Class TopicCleanupService

java.lang.Object
com.linkedin.venice.service.AbstractVeniceService
com.linkedin.venice.controller.kafka.TopicCleanupService
All Implemented Interfaces:
Closeable, AutoCloseable
Direct Known Subclasses:
TopicCleanupServiceForParentController

public class TopicCleanupService extends AbstractVeniceService
The topic cleanup in Venice adopts the following strategy: 1. When Controller needs to clean up topics for retired versions or uncompleted store pushes or store deletion, it only truncates the topics (lower topic retention) instead of deleting them right away. 2. The TopicCleanupService is working as a single process to clean up all the unused topics.
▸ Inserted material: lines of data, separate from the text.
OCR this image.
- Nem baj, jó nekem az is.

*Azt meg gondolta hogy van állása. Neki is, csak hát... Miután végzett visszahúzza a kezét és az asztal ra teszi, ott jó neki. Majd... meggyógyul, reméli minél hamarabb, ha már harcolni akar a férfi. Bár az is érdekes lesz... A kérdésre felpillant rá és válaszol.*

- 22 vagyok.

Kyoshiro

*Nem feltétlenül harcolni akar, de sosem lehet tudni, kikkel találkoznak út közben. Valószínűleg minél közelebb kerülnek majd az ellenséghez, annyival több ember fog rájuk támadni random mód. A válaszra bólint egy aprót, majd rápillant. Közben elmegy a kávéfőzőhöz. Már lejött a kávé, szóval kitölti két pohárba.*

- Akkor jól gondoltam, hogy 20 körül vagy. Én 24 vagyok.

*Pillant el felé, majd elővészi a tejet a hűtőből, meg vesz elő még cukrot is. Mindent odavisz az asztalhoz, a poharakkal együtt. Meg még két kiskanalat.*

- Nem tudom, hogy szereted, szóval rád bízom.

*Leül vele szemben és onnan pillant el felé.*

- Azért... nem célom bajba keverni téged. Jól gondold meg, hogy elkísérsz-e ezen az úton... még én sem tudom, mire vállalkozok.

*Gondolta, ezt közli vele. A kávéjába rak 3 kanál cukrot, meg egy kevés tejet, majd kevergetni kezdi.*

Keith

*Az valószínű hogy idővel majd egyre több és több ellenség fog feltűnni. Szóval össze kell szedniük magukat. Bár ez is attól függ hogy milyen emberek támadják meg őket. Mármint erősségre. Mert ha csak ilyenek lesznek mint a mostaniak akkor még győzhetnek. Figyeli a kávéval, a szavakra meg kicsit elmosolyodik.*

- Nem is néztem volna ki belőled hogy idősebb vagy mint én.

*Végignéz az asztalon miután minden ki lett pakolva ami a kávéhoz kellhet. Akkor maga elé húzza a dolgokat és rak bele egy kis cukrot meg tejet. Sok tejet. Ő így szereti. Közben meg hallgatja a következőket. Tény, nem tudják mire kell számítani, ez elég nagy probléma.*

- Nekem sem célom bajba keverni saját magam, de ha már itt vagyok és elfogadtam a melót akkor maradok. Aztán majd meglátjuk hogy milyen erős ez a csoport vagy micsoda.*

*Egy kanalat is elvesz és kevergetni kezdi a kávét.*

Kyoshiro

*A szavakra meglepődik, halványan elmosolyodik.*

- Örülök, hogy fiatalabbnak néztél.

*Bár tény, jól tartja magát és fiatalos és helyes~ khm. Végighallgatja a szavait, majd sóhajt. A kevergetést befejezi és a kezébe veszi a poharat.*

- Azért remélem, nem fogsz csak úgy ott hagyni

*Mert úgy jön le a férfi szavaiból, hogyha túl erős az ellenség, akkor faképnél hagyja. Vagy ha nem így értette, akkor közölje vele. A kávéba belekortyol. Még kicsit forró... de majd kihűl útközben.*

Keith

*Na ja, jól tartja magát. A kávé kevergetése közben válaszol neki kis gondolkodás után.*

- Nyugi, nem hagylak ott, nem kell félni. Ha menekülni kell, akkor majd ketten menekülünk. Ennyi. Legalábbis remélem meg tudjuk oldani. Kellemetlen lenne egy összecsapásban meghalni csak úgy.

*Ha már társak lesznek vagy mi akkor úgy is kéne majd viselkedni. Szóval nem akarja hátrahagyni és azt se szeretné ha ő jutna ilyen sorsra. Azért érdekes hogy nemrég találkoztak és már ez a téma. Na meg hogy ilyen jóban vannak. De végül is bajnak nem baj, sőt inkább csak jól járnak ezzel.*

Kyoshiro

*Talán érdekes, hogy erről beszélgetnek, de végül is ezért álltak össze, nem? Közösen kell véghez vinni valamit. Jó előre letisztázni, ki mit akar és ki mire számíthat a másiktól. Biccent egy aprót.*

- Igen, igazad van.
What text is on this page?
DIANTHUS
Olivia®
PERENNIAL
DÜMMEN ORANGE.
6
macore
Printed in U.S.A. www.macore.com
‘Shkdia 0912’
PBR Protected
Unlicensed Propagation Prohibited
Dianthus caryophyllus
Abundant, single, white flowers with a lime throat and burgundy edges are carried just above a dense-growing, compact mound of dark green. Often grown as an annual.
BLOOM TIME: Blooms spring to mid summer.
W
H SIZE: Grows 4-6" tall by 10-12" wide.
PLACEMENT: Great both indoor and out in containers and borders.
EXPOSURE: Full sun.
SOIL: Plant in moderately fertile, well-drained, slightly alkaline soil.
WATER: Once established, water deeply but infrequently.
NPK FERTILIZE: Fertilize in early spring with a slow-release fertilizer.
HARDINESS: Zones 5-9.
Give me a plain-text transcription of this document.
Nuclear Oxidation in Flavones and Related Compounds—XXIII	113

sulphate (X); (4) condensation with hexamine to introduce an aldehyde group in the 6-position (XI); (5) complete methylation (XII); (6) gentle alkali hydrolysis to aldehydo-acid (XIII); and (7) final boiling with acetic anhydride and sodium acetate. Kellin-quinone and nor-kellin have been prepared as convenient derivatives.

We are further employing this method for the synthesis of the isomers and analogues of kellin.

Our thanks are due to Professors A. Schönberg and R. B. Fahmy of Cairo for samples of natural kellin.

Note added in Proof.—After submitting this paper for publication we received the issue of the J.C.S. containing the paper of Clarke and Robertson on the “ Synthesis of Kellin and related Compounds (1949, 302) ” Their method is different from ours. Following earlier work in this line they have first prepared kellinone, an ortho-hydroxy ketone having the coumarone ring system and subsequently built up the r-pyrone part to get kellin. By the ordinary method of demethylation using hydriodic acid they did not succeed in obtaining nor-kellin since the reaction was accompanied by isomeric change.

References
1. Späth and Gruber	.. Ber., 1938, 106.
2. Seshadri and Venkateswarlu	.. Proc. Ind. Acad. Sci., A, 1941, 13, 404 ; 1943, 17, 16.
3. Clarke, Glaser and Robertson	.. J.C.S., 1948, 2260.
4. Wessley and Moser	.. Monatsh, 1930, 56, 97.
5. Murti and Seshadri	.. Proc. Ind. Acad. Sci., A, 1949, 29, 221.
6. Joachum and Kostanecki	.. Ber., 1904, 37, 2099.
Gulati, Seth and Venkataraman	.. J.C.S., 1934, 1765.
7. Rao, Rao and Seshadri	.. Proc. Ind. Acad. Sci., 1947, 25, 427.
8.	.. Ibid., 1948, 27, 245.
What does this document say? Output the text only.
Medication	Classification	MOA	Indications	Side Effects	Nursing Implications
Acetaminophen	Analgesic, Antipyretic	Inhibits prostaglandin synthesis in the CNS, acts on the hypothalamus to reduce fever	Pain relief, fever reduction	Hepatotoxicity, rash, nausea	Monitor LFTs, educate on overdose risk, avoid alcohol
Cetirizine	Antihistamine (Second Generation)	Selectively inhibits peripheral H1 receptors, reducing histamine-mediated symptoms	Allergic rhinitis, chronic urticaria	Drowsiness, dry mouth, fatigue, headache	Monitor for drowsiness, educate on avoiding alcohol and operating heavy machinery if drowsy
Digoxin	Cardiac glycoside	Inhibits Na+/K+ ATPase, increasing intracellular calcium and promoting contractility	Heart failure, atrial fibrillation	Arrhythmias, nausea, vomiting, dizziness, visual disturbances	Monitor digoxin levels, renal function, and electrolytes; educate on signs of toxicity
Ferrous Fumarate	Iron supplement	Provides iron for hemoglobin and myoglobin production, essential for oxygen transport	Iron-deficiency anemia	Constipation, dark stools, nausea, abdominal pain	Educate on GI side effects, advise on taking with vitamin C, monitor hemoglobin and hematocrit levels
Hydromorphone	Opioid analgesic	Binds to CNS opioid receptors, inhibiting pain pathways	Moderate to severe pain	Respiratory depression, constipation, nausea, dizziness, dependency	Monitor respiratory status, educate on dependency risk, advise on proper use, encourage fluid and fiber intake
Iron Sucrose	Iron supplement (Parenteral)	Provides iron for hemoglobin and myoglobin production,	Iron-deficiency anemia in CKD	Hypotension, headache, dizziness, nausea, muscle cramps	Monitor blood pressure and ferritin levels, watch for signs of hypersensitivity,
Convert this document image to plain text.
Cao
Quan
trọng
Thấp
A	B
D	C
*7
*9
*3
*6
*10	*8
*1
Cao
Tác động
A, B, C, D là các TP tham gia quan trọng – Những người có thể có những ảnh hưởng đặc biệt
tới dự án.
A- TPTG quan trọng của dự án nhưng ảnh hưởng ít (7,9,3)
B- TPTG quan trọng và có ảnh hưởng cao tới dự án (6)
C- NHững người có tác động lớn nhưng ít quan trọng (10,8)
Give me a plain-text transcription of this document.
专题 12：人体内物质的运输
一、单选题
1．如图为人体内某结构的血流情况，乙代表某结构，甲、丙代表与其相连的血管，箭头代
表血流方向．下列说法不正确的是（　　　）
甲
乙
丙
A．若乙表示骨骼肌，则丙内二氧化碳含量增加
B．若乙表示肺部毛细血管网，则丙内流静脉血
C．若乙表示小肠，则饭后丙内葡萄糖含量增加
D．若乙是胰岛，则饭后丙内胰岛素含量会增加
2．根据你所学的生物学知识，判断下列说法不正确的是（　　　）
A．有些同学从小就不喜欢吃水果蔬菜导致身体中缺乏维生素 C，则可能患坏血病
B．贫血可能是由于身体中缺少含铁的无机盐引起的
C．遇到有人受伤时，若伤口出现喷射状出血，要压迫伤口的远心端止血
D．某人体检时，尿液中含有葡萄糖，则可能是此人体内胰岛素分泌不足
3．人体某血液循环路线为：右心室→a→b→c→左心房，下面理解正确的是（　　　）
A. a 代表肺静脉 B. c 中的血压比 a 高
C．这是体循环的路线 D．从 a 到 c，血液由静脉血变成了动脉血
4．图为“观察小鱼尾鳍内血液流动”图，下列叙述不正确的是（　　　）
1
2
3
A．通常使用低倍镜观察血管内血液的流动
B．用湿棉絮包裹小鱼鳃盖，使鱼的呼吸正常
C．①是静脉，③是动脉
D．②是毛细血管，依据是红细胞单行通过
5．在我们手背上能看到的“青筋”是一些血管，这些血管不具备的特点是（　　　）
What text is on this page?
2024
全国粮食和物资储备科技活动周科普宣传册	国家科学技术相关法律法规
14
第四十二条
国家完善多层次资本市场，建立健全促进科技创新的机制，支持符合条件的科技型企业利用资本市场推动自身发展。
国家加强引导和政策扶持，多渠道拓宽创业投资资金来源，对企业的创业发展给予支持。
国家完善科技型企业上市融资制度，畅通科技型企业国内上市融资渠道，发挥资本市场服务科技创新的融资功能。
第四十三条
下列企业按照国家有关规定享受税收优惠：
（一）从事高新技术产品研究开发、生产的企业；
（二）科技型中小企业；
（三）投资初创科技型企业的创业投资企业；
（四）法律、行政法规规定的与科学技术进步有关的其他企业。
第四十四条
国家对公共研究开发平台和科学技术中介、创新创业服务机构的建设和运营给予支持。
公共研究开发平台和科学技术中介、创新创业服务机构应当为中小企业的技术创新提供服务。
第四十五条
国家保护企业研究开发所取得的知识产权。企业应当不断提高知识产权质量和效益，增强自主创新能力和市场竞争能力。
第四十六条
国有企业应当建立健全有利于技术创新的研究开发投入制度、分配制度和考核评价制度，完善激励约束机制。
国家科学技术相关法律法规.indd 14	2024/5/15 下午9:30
With this way, most of time (no leadership handover), there is only one controller talking to Kafka to delete topic, which is expected from Kafka's perspective to avoid concurrent topic deletion. In theory, it is still possible to have two controllers talking to Kafka to delete topic during leadership handover since the previous leader controller could be still working on the topic cleaning up but the new leader controller starts processing. If required, there might be several ways to alleviate this potential concurrent Kafka topic deletion: 1. Do leader controller check every time when deleting topic; 2. Register a callback to monitor leadership change; 3. Use a global Zookeeper lock; Right now, TopicCleanupService is fully decoupled from Store since there is only one process actively running to cleanup topics and the controller running this process may not be the leader controller of the cluster owning the store that the topic to be deleted belongs to. Here is how TopicCleanupService works to clean up deprecated topics [topic with low retention policy]: 1. This service is only running in leader controller of controller cluster, which means there should be only one topic cleanup service running among all the Venice clusters (not strictly considering leader handover.); 2. This service is running in a infinite loop, which will execute the following operations: 2.1 For every round, check whether current controller is the leader controller of controller parent. If yes, continue; Otherwise, sleep for a pre-configured period and check again; 2.2 Collect all the topics and categorize them based on store names; 2.3 For deprecated real-time topic, will remove it right away; 2.4 For deprecated version topics, will keep pre-configured minimal unused topics to avoid MM crash and remove others;
  • Field Details

    • sleepIntervalBetweenTopicListFetchMs

      protected final long sleepIntervalBetweenTopicListFetchMs
    • delayFactor

      protected final int delayFactor
    • multiClusterConfigs

      protected final VeniceControllerMultiClusterConfig multiClusterConfigs
    • topicPriorityComparator

      public static final Comparator<PubSubTopic> topicPriorityComparator
  • Constructor Details

  • Method Details

    • startInner

      public boolean startInner() throws Exception
      Specified by:
      startInner in class AbstractVeniceService
      Returns:
      true if the service is completely started, false if it is still starting asynchronously (in this case, it is the implementer's responsibility to set AbstractVeniceService.serviceState to AbstractVeniceService.ServiceState.STARTED upon completion of the async work).
      Throws:
      Exception
    • stopInner

      public void stopInner() throws Exception
      Specified by:
      stopInner in class AbstractVeniceService
      Throws:
      Exception
    • getAllVeniceStoreTopicsRetentions

      public static Map<String,Map<PubSubTopic,Long>> getAllVeniceStoreTopicsRetentions(Map<PubSubTopic,Long> topicsWithRetention)
      Returns:
      a map object that maps from the store name to the Kafka topic name and its configured Kafka retention time.
    • extractVersionTopicsToCleanup

      public static List<PubSubTopic> extractVersionTopicsToCleanup(Admin admin, Map<PubSubTopic,Long> topicRetentions, int minNumberOfUnusedKafkaTopicsToPreserve, int delayFactor)
      Filter Venice version topics so that the returned topics satisfying the following conditions:
      1. topic is truncated based on retention time.
      2. topic version is in the deletion range.
      3. current controller is the parent controller or Helix resource for this topic is already removed in child controller.
      4. topic is a real time topic;

        or topic is a version topic and passes delay countdown condition.

      Returns:
      a list that contains topics satisfying all the above conditions.